O professor lembra ainda que alguns anos atrás o Brasil era celebrado pela produçãoa roletaalimentos e visto como nação necessária para garantir a segurança alimentar do mundo.

"Há um comportamento bipolar. Antes, o Brasil era divulgado como o país que ajudará a combater a fome no mundo.

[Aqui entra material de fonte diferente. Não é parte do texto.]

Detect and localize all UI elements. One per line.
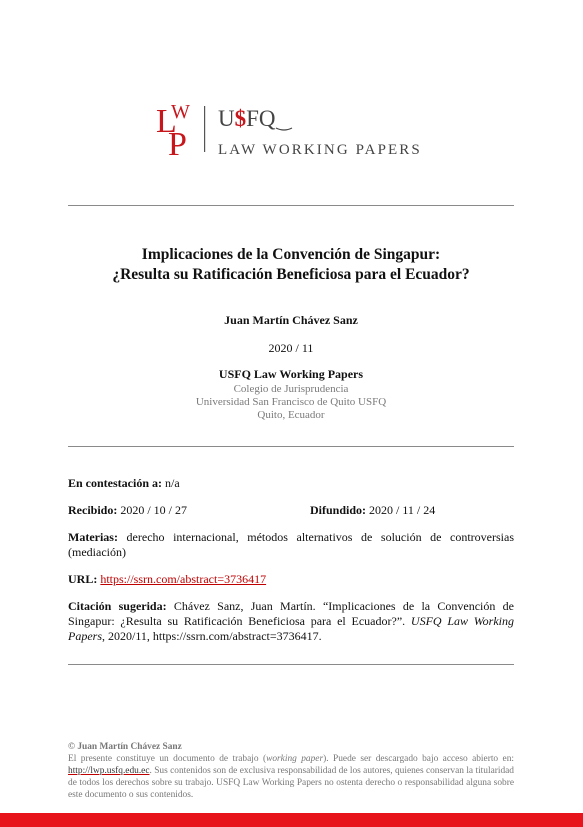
url-row [68,572,514,587]
logo-series-name: LAW WORKING PAPERS [218,142,422,158]
logo-usfq: U$FQ [218,106,276,131]
citation-journal: USFQ Law Working Papers [68,614,514,643]
published-value: 2020 / 11 / 24 [369,503,436,517]
footer-text-italic: working paper [266,754,324,764]
received-label: Recibido: [68,503,118,517]
subjects-label: Materias: [68,530,118,544]
lwp-logo-graphic [156,100,446,160]
ssrn-url-link[interactable]: https://ssrn.com/abstract=3736417 [100,572,267,586]
logo-letter-l: L [156,103,177,140]
reply-label: En contestación a: [68,476,162,490]
paper-author: Juan Martín Chávez Sanz [224,313,358,327]
reply-value: n/a [165,476,180,490]
copyright-holder: © Juan Martín Chávez Sanz [68,742,182,752]
copyright-notice [68,741,514,801]
divider-top [68,205,514,206]
institution-university: Universidad San Francisco de Quito USFQ [195,396,387,408]
title-line-2: ¿Resulta su Ratificación Beneficiosa para el Ecuador? [112,266,470,283]
paper-date: 2020 / 11 [268,341,314,355]
lwp-logo [156,100,446,160]
divider-bottom [68,664,514,665]
institution-college: Colegio de Jurisprudencia [233,383,349,395]
institution-location: Quito, Ecuador [257,409,325,421]
citation-text: Chávez Sanz, Juan Martín. “Implicaciones de la Convención de Singapur: ¿Resulta su Ratificación Beneficiosa para el Ecuador?”. [68,599,514,628]
divider-middle [68,446,514,447]
url-label: URL: [68,572,98,586]
paper-title [68,245,514,285]
footer-text-2: ). Puede ser descargado bajo acceso abierto en: [323,754,514,764]
logo-divider [204,106,205,152]
logo-letter-w: W [171,101,190,123]
paper-series: USFQ Law Working Papers [218,367,364,381]
title-line-1: Implicaciones de la Convención de Singapur: [141,246,441,263]
lwp-website-link[interactable]: http://lwp.usfq.edu.ec [68,766,150,776]
subjects-row [68,530,514,560]
citation-label: Citación sugerida: [68,599,167,613]
footer-text-3: . Sus contenidos son de exclusiva responsabilidad de los autores, quienes conservan la titularidad de todos los derechos sobre su trabajo. USFQ Law Working Papers no ostenta derecho o responsabilidad alguna sobre este documento o sus contenidos. [68,766,514,800]
received-value: 2020 / 10 / 27 [120,503,188,517]
published-row [310,503,514,518]
institution-block [68,383,514,422]
logo-usfq-tail [276,128,292,130]
citation-row [68,599,514,644]
footer-text-1: El presente constituye un documento de trabajo ( [68,754,267,764]
published-label: Difundido: [310,503,367,517]
subjects-value: derecho internacional, métodos alternativos de solución de controversias (mediación) [68,530,514,559]
reply-row [68,476,514,491]
citation-text-end: , 2020/11, https://ssrn.com/abstract=3736417. [102,629,322,643]
logo-letter-p: P [168,126,187,160]
footer-red-bar [0,813,583,827]
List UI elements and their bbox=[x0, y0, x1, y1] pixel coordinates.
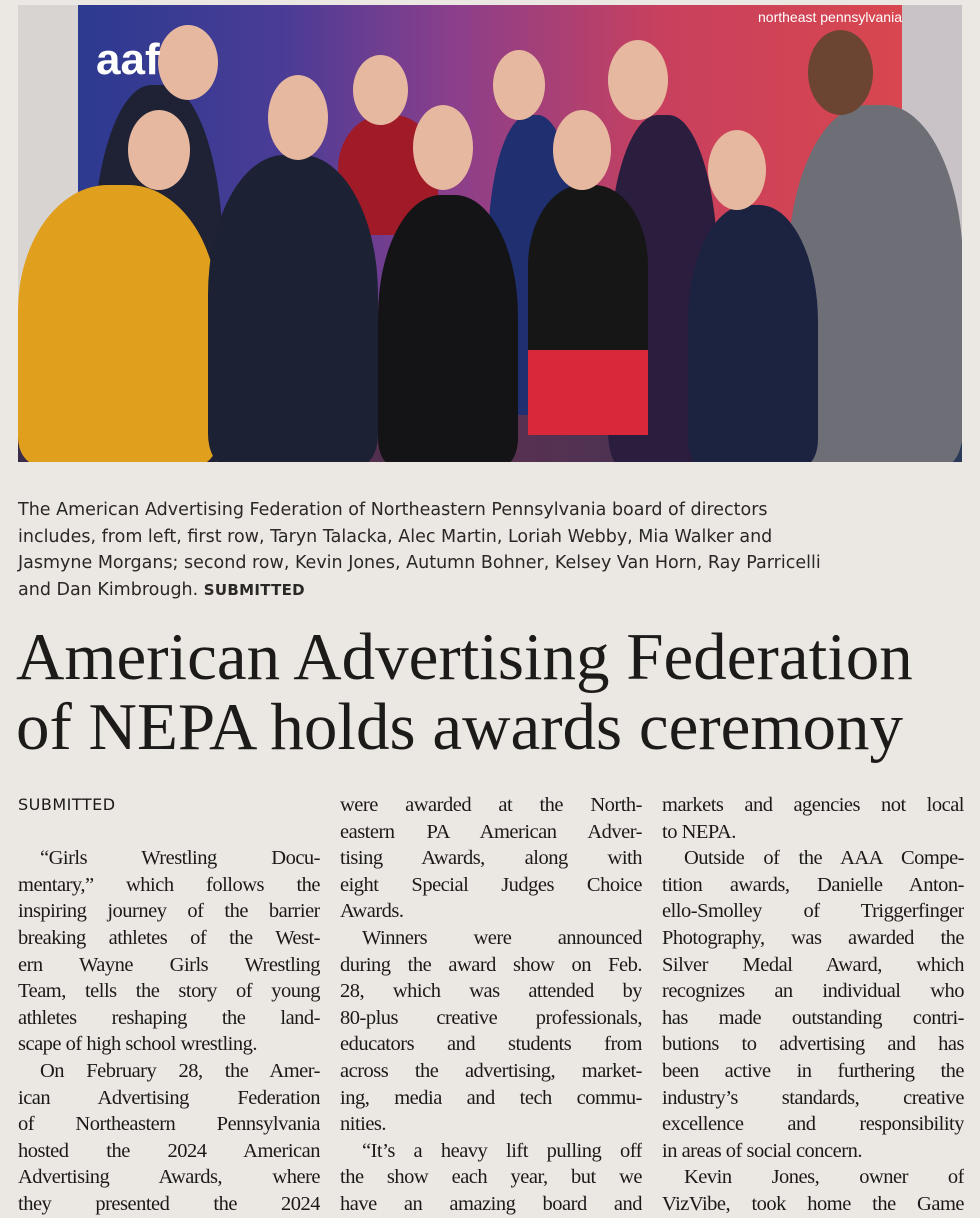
person bbox=[528, 185, 648, 365]
article-line: recognizes an individual who bbox=[662, 980, 964, 1003]
banner-logo: aaf bbox=[96, 35, 160, 84]
headline-line: of NEPA holds awards ceremony bbox=[16, 690, 903, 764]
person-head bbox=[553, 110, 611, 190]
article-line: in areas of social concern. bbox=[662, 1139, 862, 1162]
byline: SUBMITTED bbox=[18, 795, 116, 814]
article-line: eight Special Judges Choice bbox=[340, 873, 642, 896]
article-line: Outside of the AAA Compe- bbox=[684, 847, 964, 870]
person bbox=[378, 195, 518, 462]
article-line: inspiring journey of the barrier bbox=[18, 900, 320, 923]
person-head bbox=[708, 130, 766, 210]
headline bbox=[16, 622, 913, 762]
article-line: ing, media and tech commu- bbox=[340, 1086, 642, 1109]
person-head bbox=[128, 110, 190, 190]
caption-line: The American Advertising Federation of Northeastern Pennsylvania board of directors bbox=[18, 500, 768, 520]
article-line: Awards. bbox=[340, 900, 404, 923]
article-line: industry’s standards, creative bbox=[662, 1086, 964, 1109]
article-line: markets and agencies not local bbox=[662, 794, 964, 816]
article-line: 28, which was attended by bbox=[340, 980, 642, 1003]
caption-text: and Dan Kimbrough. bbox=[18, 579, 199, 600]
article-line: ern Wayne Girls Wrestling bbox=[18, 953, 320, 976]
article-line: “It’s a heavy lift pulling off bbox=[362, 1139, 642, 1162]
person-head bbox=[493, 50, 545, 120]
photo-credit: SUBMITTED bbox=[203, 580, 305, 599]
article-line: the show each year, but we bbox=[340, 1166, 642, 1189]
article-line: were awarded at the North- bbox=[340, 794, 642, 816]
article-line: they presented the 2024 bbox=[18, 1192, 320, 1215]
article-line bbox=[18, 819, 320, 846]
person-head bbox=[158, 25, 218, 100]
article-line: nities. bbox=[340, 1113, 387, 1136]
board-photo bbox=[18, 5, 962, 462]
article-line: excellence and responsibility bbox=[662, 1113, 964, 1136]
article-column-3 bbox=[662, 792, 964, 1218]
article-line: Team, tells the story of young bbox=[18, 980, 320, 1003]
article-line: 80-plus creative professionals, bbox=[340, 1006, 642, 1029]
article-line: have an amazing board and bbox=[340, 1192, 642, 1215]
person bbox=[688, 205, 818, 462]
article-line: hosted the 2024 American bbox=[18, 1139, 320, 1162]
banner-text: northeast pennsylvania bbox=[758, 9, 902, 25]
red-skirt bbox=[528, 350, 648, 435]
article-line: On February 28, the Amer- bbox=[40, 1059, 320, 1082]
caption-line: Jasmyne Morgans; second row, Kevin Jones, Autumn Bohner, Kelsey Van Horn, Ray Parricelli bbox=[18, 553, 821, 574]
article-line: has made outstanding contri- bbox=[662, 1006, 964, 1029]
article-line: scape of high school wrestling. bbox=[18, 1033, 257, 1056]
article-line: ello-Smolley of Triggerfinger bbox=[662, 900, 964, 923]
article-line: tising Awards, along with bbox=[340, 847, 642, 870]
caption-line: includes, from left, first row, Taryn Talacka, Alec Martin, Loriah Webby, Mia Walker and bbox=[18, 526, 773, 547]
person-head bbox=[353, 55, 408, 125]
article-line: Kevin Jones, owner of bbox=[684, 1166, 964, 1189]
person-head bbox=[413, 105, 473, 190]
article-line: Silver Medal Award, which bbox=[662, 953, 964, 976]
article-line: ican Advertising Federation bbox=[18, 1086, 320, 1109]
article-column-1 bbox=[18, 792, 320, 1218]
article-line: athletes reshaping the land- bbox=[18, 1006, 320, 1029]
article-line: of Northeastern Pennsylvania bbox=[18, 1113, 320, 1136]
article-line: to NEPA. bbox=[662, 820, 736, 843]
article-line: VizVibe, took home the Game bbox=[662, 1192, 964, 1215]
article-line: butions to advertising and has bbox=[662, 1033, 964, 1056]
article-line: Advertising Awards, where bbox=[18, 1166, 320, 1189]
article-line: Photography, was awarded the bbox=[662, 926, 964, 949]
article-line: mentary,” which follows the bbox=[18, 873, 320, 896]
caption-line-last bbox=[18, 577, 968, 604]
article-line: been active in furthering the bbox=[662, 1059, 964, 1082]
person-head bbox=[268, 75, 328, 160]
headline-line: American Advertising Federation bbox=[16, 620, 913, 694]
photo-caption bbox=[18, 497, 968, 603]
person-head bbox=[808, 30, 873, 115]
person bbox=[208, 155, 378, 462]
article-column-2 bbox=[340, 792, 642, 1218]
article-line: during the award show on Feb. bbox=[340, 953, 642, 976]
person bbox=[18, 185, 218, 462]
person-head bbox=[608, 40, 668, 120]
article-line: Winners were announced bbox=[362, 926, 642, 949]
article-line: eastern PA American Adver- bbox=[340, 820, 642, 843]
article-line: “Girls Wrestling Docu- bbox=[40, 847, 320, 870]
article-line: educators and students from bbox=[340, 1033, 642, 1056]
article-line: tition awards, Danielle Anton- bbox=[662, 873, 964, 896]
article-line: breaking athletes of the West- bbox=[18, 926, 320, 949]
article-line: across the advertising, market- bbox=[340, 1059, 642, 1082]
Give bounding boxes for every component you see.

Agora, a imprensa estrangeira exclama que o país está destruindo a floresta e culpa a agricultura."

Na reportagem sobre os riscos para a Amazônia no governo Bolsonaro, a Economist faz um apelo para que os países compradoresa roletaprodutos brasileiros condicionem parcerias comerciais a um "bom comportamento por parte do Brasil".

Recentemente, a União Europeia fez um alerta ao Brasil ao dizer que o acordoa roletacomércio entre Mercosul e União Europeia, que ainda precisa ser ratificado, está condicionado ao compromisso com a proteção ambiental e dos povos indígenas.

Que consequências a erosão da imagem do Brasil pode ter?

Andreza Santos, da Universidade Oxford, afirma que a redução do prestígio internacional do Brasil pode influenciar negativamente a capacidadea roletao país atrair investimentos, turistas e parcerias.

Apesara roletanão ter grande poderio militar nem estar entre as cinco maiores economias, o Brasil conseguiu usar o soft power para ter destaquea roletaorganismos internacionais e obter vantagens econômicasa roletanegociações comerciais com grandes potências.

Atualmente, a Organização das Nações Unidas para Agricultura e Alimentação (FAO) e a Organização Mundial do Comércio (OMC) são presididas por dois brasileiros: José Graziano da Silva e Roberto Azevêdo, respectivamente.

"A imagem do Brasil no exterior afeta parcerias comerciais, cooperação cientifica e tecnológica, e o turismo", lista Santos.

Sabatini compartilha essa opinião.

"Embora eu enxergue equívocos na cobertura da imprensa internacional, é verdade que o nacionalismoa roletaBolsonaro, seus planos sobre demarcação indígena e o discurso sobre minorias geram uma preocupação genuína", diz.

"Os aspectos que tornavam o Brasil atrativo para muita gente, como a imagema roletaprogressista,a roletapotencial líder do hemisfério sul ea roletaser uma liderança na cultura e na proteção ambiental, estão se desfazendo", conclui o professor americano.